Rengaraj et al studied the removal rate of Cr (III) by IRN77 and SKN1 resin. The results show that when the concentration of metal ions is higher than that of 100mg/L, it can be completely adsorbed by the resin. RSJuang et al used strong acid AmberliteIR-120 resin to treat mixed wastewater containing many kinds of heavy metal ions [(Ni (II), Mn (II) and Co (II)] and ED-TA, NTA and citrate. It was found that the exchange balance of metal ions and resin mainly depended on the composition of pH and other complex components in the wastewater.
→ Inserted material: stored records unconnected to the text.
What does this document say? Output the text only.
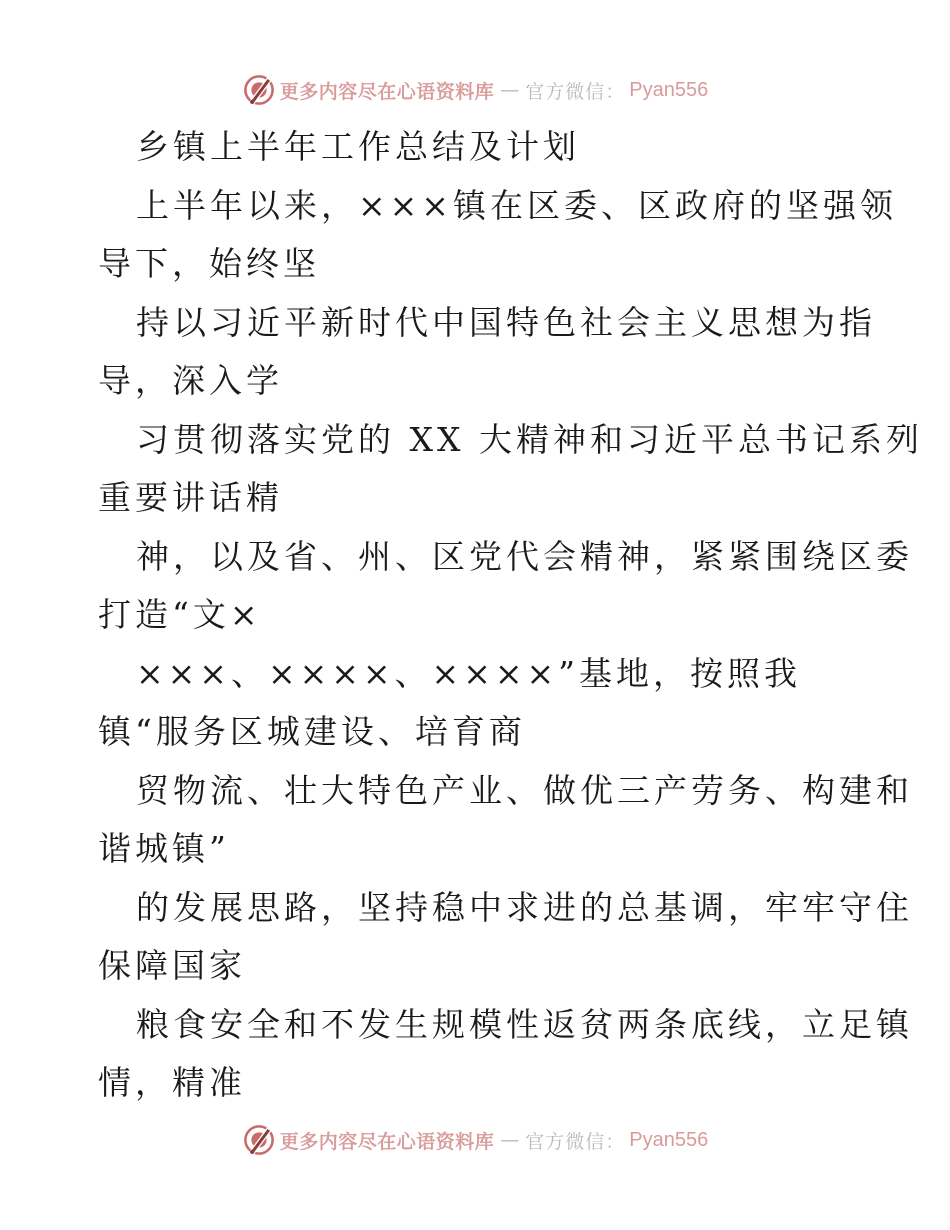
更多内容尽在心语资料库 — 官方微信： Pyan556
乡镇上半年工作总结及计划
上半年以来，×××镇在区委、区政府的坚强领
导下，始终坚
持以习近平新时代中国特色社会主义思想为指
导，深入学
习贯彻落实党的 XX 大精神和习近平总书记系列
重要讲话精
神，以及省、州、区党代会精神，紧紧围绕区委
打造“文×
×××、××××、××××”基地，按照我
镇“服务区城建设、培育商
贸物流、壮大特色产业、做优三产劳务、构建和
谐城镇”
的发展思路，坚持稳中求进的总基调，牢牢守住
保障国家
粮食安全和不发生规模性返贫两条底线，立足镇
情，精准
更多内容尽在心语资料库 — 官方微信： Pyan556
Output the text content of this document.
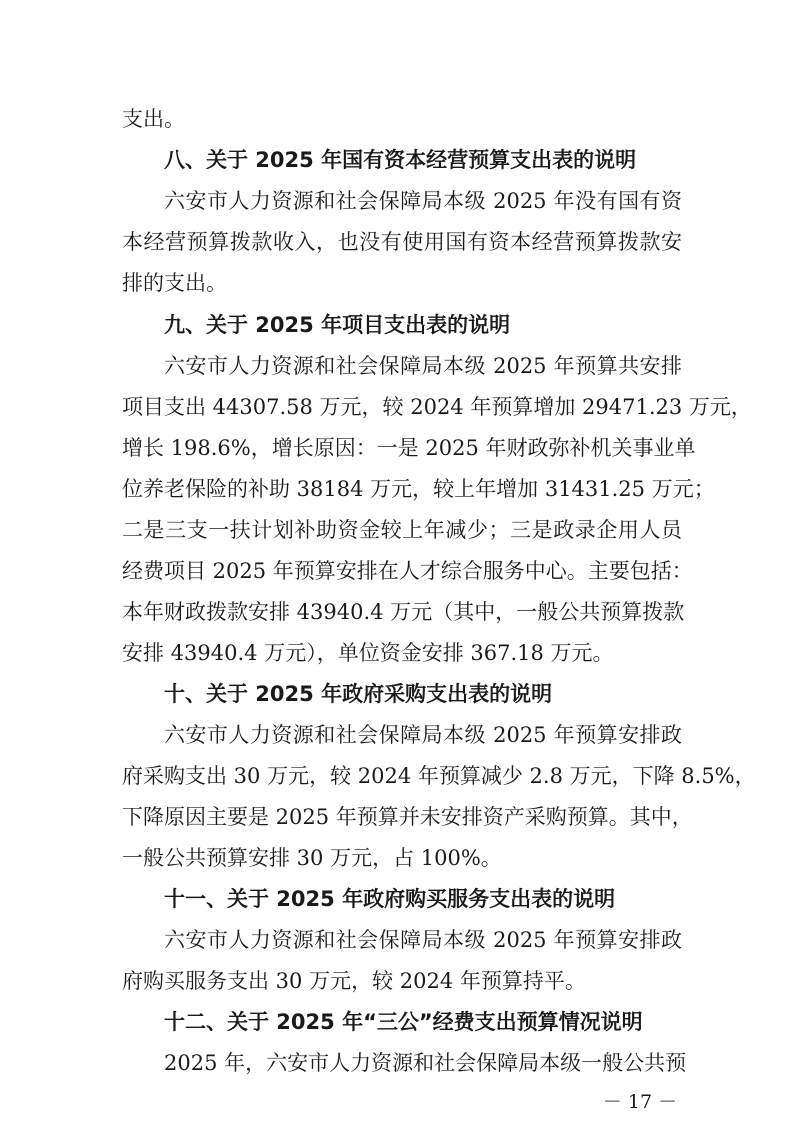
支出。
八、关于 2025 年国有资本经营预算支出表的说明
六安市人力资源和社会保障局本级 2025 年没有国有资
本经营预算拨款收入，也没有使用国有资本经营预算拨款安
排的支出。
九、关于 2025 年项目支出表的说明
六安市人力资源和社会保障局本级 2025 年预算共安排
项目支出 44307.58 万元，较 2024 年预算增加 29471.23 万元，
增长 198.6%，增长原因：一是 2025 年财政弥补机关事业单
位养老保险的补助 38184 万元，较上年增加 31431.25 万元；
二是三支一扶计划补助资金较上年减少；三是政录企用人员
经费项目 2025 年预算安排在人才综合服务中心。主要包括：
本年财政拨款安排 43940.4 万元（其中，一般公共预算拨款
安排 43940.4 万元），单位资金安排 367.18 万元。
十、关于 2025 年政府采购支出表的说明
六安市人力资源和社会保障局本级 2025 年预算安排政
府采购支出 30 万元，较 2024 年预算减少 2.8 万元，下降 8.5%，
下降原因主要是 2025 年预算并未安排资产采购预算。其中，
一般公共预算安排 30 万元，占 100%。
十一、关于 2025 年政府购买服务支出表的说明
六安市人力资源和社会保障局本级 2025 年预算安排政
府购买服务支出 30 万元，较 2024 年预算持平。
十二、关于 2025 年“三公”经费支出预算情况说明
2025 年，六安市人力资源和社会保障局本级一般公共预
－ 17 －
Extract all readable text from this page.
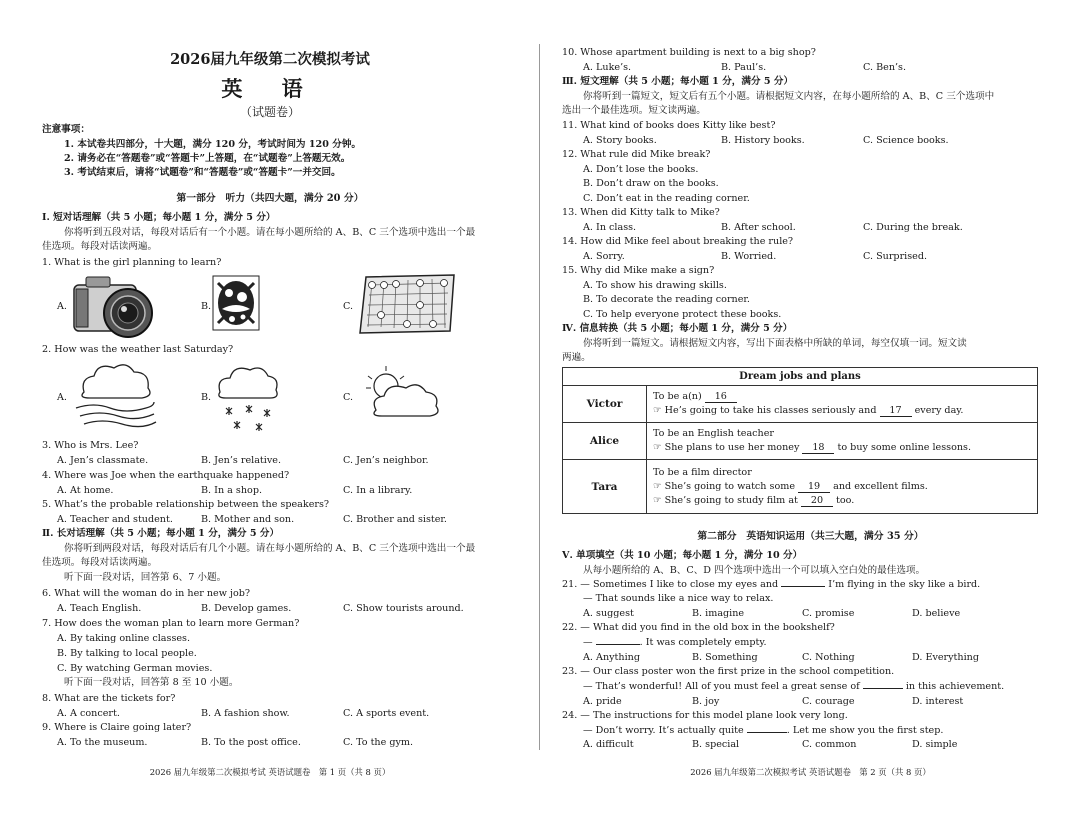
2026届九年级第二次模拟考试
英 语
（试题卷）
注意事项：
1. 本试卷共四部分，十大题，满分 120 分，考试时间为 120 分钟。
2. 请务必在“答题卷”或“答题卡”上答题，在“试题卷”上答题无效。
3. 考试结束后，请将“试题卷”和“答题卷”或“答题卡”一并交回。
第一部分　听力（共四大题，满分 20 分）
Ⅰ. 短对话理解（共 5 小题；每小题 1 分，满分 5 分）
你将听到五段对话，每段对话后有一个小题。请在每小题所给的 A、B、C 三个选项中选出一个最
佳选项。每段对话读两遍。
1. What is the girl planning to learn?
A.	B.	C.
2. How was the weather last Saturday?
A.	B.	C.
3. Who is Mrs. Lee?
A. Jen’s classmate.	B. Jen’s relative.	C. Jen’s neighbor.
4. Where was Joe when the earthquake happened?
A. At home.	B. In a shop.	C. In a library.
5. What’s the probable relationship between the speakers?
A. Teacher and student.	B. Mother and son.	C. Brother and sister.
Ⅱ. 长对话理解（共 5 小题；每小题 1 分，满分 5 分）
你将听到两段对话，每段对话后有几个小题。请在每小题所给的 A、B、C 三个选项中选出一个最
佳选项。每段对话读两遍。
听下面一段对话，回答第 6、7 小题。
6. What will the woman do in her new job?
A. Teach English.	B. Develop games.	C. Show tourists around.
7. How does the woman plan to learn more German?
A. By taking online classes.
B. By talking to local people.
C. By watching German movies.
听下面一段对话，回答第 8 至 10 小题。
8. What are the tickets for?
A. A concert.	B. A fashion show.	C. A sports event.
9. Where is Claire going later?
A. To the museum.	B. To the post office.	C. To the gym.
2026 届九年级第二次模拟考试 英语试题卷　第 1 页（共 8 页）
10. Whose apartment building is next to a big shop?
A. Luke’s.	B. Paul’s.	C. Ben’s.
Ⅲ. 短文理解（共 5 小题；每小题 1 分，满分 5 分）
你将听到一篇短文，短文后有五个小题。请根据短文内容，在每小题所给的 A、B、C 三个选项中
选出一个最佳选项。短文读两遍。
11. What kind of books does Kitty like best?
A. Story books.	B. History books.	C. Science books.
12. What rule did Mike break?
A. Don’t lose the books.
B. Don’t draw on the books.
C. Don’t eat in the reading corner.
13. When did Kitty talk to Mike?
A. In class.	B. After school.	C. During the break.
14. How did Mike feel about breaking the rule?
A. Sorry.	B. Worried.	C. Surprised.
15. Why did Mike make a sign?
A. To show his drawing skills.
B. To decorate the reading corner.
C. To help everyone protect these books.
Ⅳ. 信息转换（共 5 小题；每小题 1 分，满分 5 分）
你将听到一篇短文。请根据短文内容，写出下面表格中所缺的单词，每空仅填一词。短文读
两遍。
Dream jobs and plans	
Victor	To be a(n) 16
☞ He’s going to take his classes seriously and 17 every day.

Alice	To be an English teacher
☞ She plans to use her money 18 to buy some online lessons.

Tara	To be a film director
☞ She’s going to watch some 19 and excellent films.
☞ She’s going to study film at 20 too.
第二部分　英语知识运用（共三大题，满分 35 分）
Ⅴ. 单项填空（共 10 小题；每小题 1 分，满分 10 分）
从每小题所给的 A、B、C、D 四个选项中选出一个可以填入空白处的最佳选项。
21. — Sometimes I like to close my eyes and	I’m flying in the sky like a bird.
— That sounds like a nice way to relax.
A. suggest	B. imagine	C. promise	D. believe
22. — What did you find in the old box in the bookshelf?
—	. It was completely empty.
A. Anything	B. Something	C. Nothing	D. Everything
23. — Our class poster won the first prize in the school competition.
— That’s wonderful! All of you must feel a great sense of	in this achievement.
A. pride	B. joy	C. courage	D. interest
24. — The instructions for this model plane look very long.
— Don’t worry. It’s actually quite	. Let me show you the first step.
A. difficult	B. special	C. common	D. simple
2026 届九年级第二次模拟考试 英语试题卷　第 2 页（共 8 页）
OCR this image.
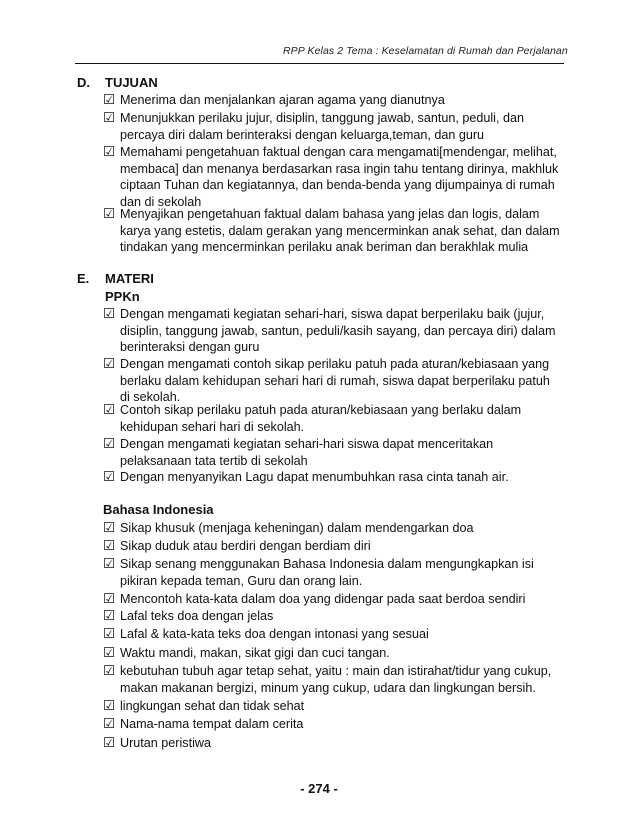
RPP Kelas 2 Tema : Keselamatan di Rumah dan Perjalanan
D. TUJUAN
☑ Menerima dan menjalankan ajaran agama yang dianutnya
☑ Menunjukkan perilaku jujur, disiplin, tanggung jawab, santun, peduli, dan
percaya diri dalam berinteraksi dengan keluarga,teman, dan guru
☑ Memahami pengetahuan faktual dengan cara mengamati[mendengar, melihat,
membaca] dan menanya berdasarkan rasa ingin tahu tentang dirinya, makhluk
ciptaan Tuhan dan kegiatannya, dan benda-benda yang dijumpainya di rumah
dan di sekolah
☑ Menyajikan pengetahuan faktual dalam bahasa yang jelas dan logis, dalam
karya yang estetis, dalam gerakan yang mencerminkan anak sehat, dan dalam
tindakan yang mencerminkan perilaku anak beriman dan berakhlak mulia
E. MATERI
PPKn
☑ Dengan mengamati kegiatan sehari-hari, siswa dapat berperilaku baik (jujur,
disiplin, tanggung jawab, santun, peduli/kasih sayang, dan percaya diri) dalam
berinteraksi dengan guru
☑ Dengan mengamati contoh sikap perilaku patuh pada aturan/kebiasaan yang
berlaku dalam kehidupan sehari hari di rumah, siswa dapat berperilaku patuh
di sekolah.
☑ Contoh sikap perilaku patuh pada aturan/kebiasaan yang berlaku dalam
kehidupan sehari hari di sekolah.
☑ Dengan mengamati kegiatan sehari-hari siswa dapat menceritakan
pelaksanaan tata tertib di sekolah
☑ Dengan menyanyikan Lagu dapat menumbuhkan rasa cinta tanah air.
Bahasa Indonesia
☑ Sikap khusuk (menjaga keheningan) dalam mendengarkan doa
☑ Sikap duduk atau berdiri dengan berdiam diri
☑ Sikap senang menggunakan Bahasa Indonesia dalam mengungkapkan isi
pikiran kepada teman, Guru dan orang lain.
☑ Mencontoh kata-kata dalam doa yang didengar pada saat berdoa sendiri
☑ Lafal teks doa dengan jelas
☑ Lafal & kata-kata teks doa dengan intonasi yang sesuai
☑ Waktu mandi, makan, sikat gigi dan cuci tangan.
☑ kebutuhan tubuh agar tetap sehat, yaitu : main dan istirahat/tidur yang cukup,
makan makanan bergizi, minum yang cukup, udara dan lingkungan bersih.
☑ lingkungan sehat dan tidak sehat
☑ Nama-nama tempat dalam cerita
☑ Urutan peristiwa
- 274 -
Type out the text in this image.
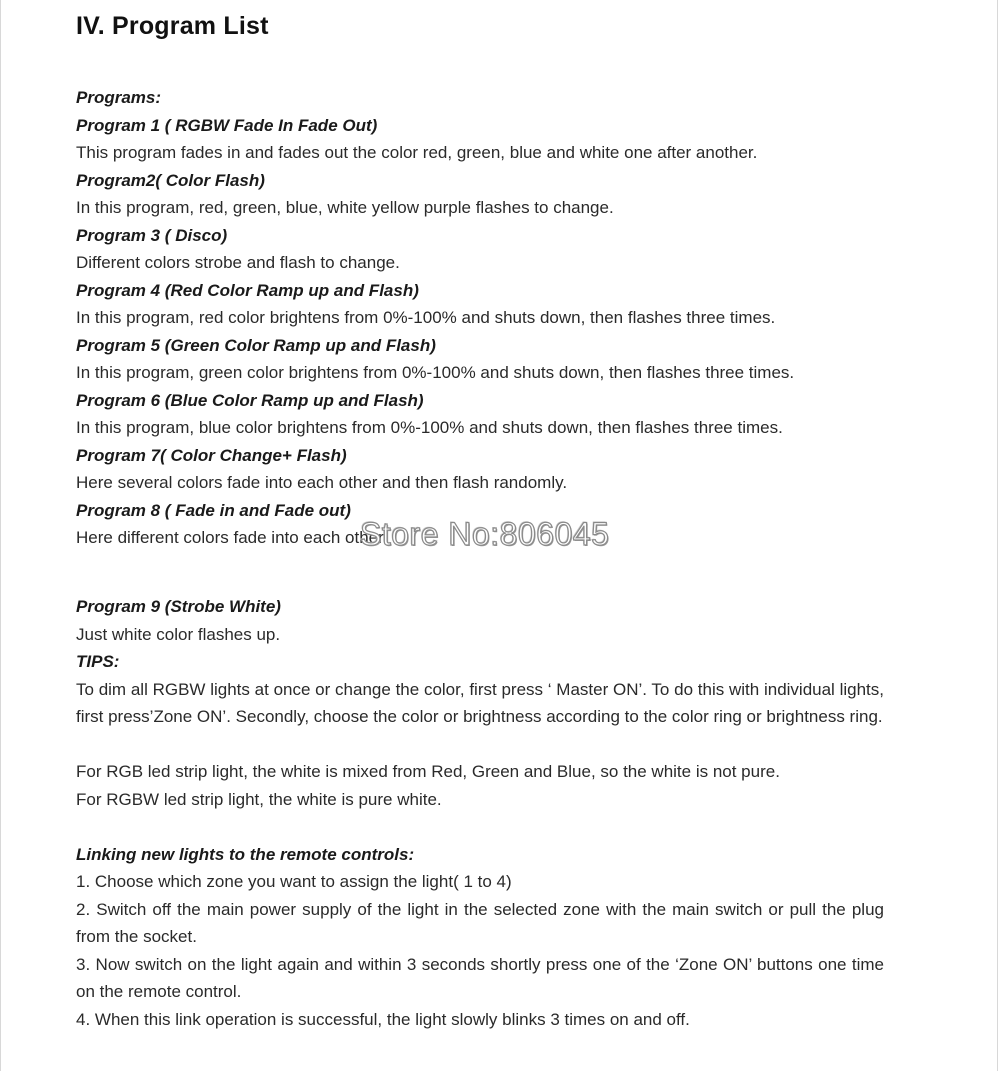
IV. Program List

Programs:

Program 1 ( RGBW Fade In Fade Out)

This program fades in and fades out the color red, green, blue and white one after another.

Program2( Color Flash)

In this program, red, green, blue, white yellow purple flashes to change.

Program 3 ( Disco)

Different colors strobe and flash to change.

Program 4 (Red Color Ramp up and Flash)

In this program, red color brightens from 0%-100% and shuts down, then flashes three times.

Program 5 (Green Color Ramp up and Flash)

In this program, green color brightens from 0%-100% and shuts down, then flashes three times.

Program 6 (Blue Color Ramp up and Flash)

In this program, blue color brightens from 0%-100% and shuts down, then flashes three times.

Program 7( Color Change+ Flash)

Here several colors fade into each other and then flash randomly.

Program 8 ( Fade in and Fade out)

Here different colors fade into each other

Program 9 (Strobe White)

Just white color flashes up.

TIPS:

To dim all RGBW lights at once or change the color, first press ‘ Master ON’. To do this with individual lights, first press’Zone ON’. Secondly, choose the color or brightness according to the color ring or brightness ring.

For RGB led strip light, the white is mixed from Red, Green and Blue, so the white is not pure.

For RGBW led strip light, the white is pure white.

Linking new lights to the remote controls:

1. Choose which zone you want to assign the light( 1 to 4)

2. Switch off the main power supply of the light in the selected zone with the main switch or pull the plug from the socket.

3. Now switch on the light again and within 3 seconds shortly press one of the ‘Zone ON’ buttons one time on the remote control.

4. When this link operation is successful, the light slowly blinks 3 times on and off.

Store No:806045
THEom et al use ion exchange method to treat electroplating wastewater, and the metal recovery rate is more than 97%. SofiaAC et al tested chelating resin CR11 and weakly acidic resin IR86. The results show that both resins have high adsorption of trivalent chromium in aqueous solution, and CR11 resin is more promising than IRC86 resin in the treatment of electroplating wastewater. RSJuang et al studied the adsorption of nickel in simulated electroplating wastewater with strong acid resin. The results show that with the increase of time, the content of nickel in the wastewater becomes less and less, but due to the existence of other impurities in the wastewater, the discharge of nickel can not be zero.
3 adsorption method.
Adsorption has become an untraditional method for the treatment of electroplating wastewater, which is a water treatment process of adsorption and separation of pollutants from water by porous solid phase. A variety of low-cost adsorbents produced from agricultural wastes, industrial by-products, natural materials and modified biopolymers have been developed and applied, such as activated carbon, activated coal, coke, cinder, resin, sawdust and so on.
The magnetic zeolites synthesized by Nah and others modified by iron oxide have high adsorption capacity for Pb (II) and good chemical impedance in a wide pH range (5-11). Aklil and other modified natural materials were used for adsorption in pH=5, and good adsorption results were obtained. Lee uses industrial by-products such as fly ash, scrap iron, iron slag and hydrated titanium dioxide to adsorb heavy metal wastewater with high removal rate.
4 membrane filtration method.
The membrane separation process is a process in which the substance passes through or is intercepted in the membrane, which is similar to the screening process. According to the size of separated ions, it can be divided into microfiltration, ultrafiltration, reverse osmosis, nanofiltration and so on. The membrane separation method has the advantages of no phase change, high energy conversion efficiency, no consumption of chemical reagents, normal temperature operation, no heat consumption and so on.
Juang and Shiau studied the removal of Cu (II) and Zn (II) from simulated wastewater by chitosan modified membrane. The results showed that 100% of Cu (II) and 95% of Zn (II) were intercepted at pH8.5~9.5. Saffaj and others use low-cost ZnAl2O4-TiO2UF membrane to adsorb Cd (II) and Cr (III) in the simulated solution, and the removal rate of Cd (II) reaches 93%. The removal rate of III reaches 86%. Lv et al have studied the removal of anions and cations by amphoteric polybenzimidazole nanohollow fiber membranes, and more than 90% of the dissolved matter can be blocked.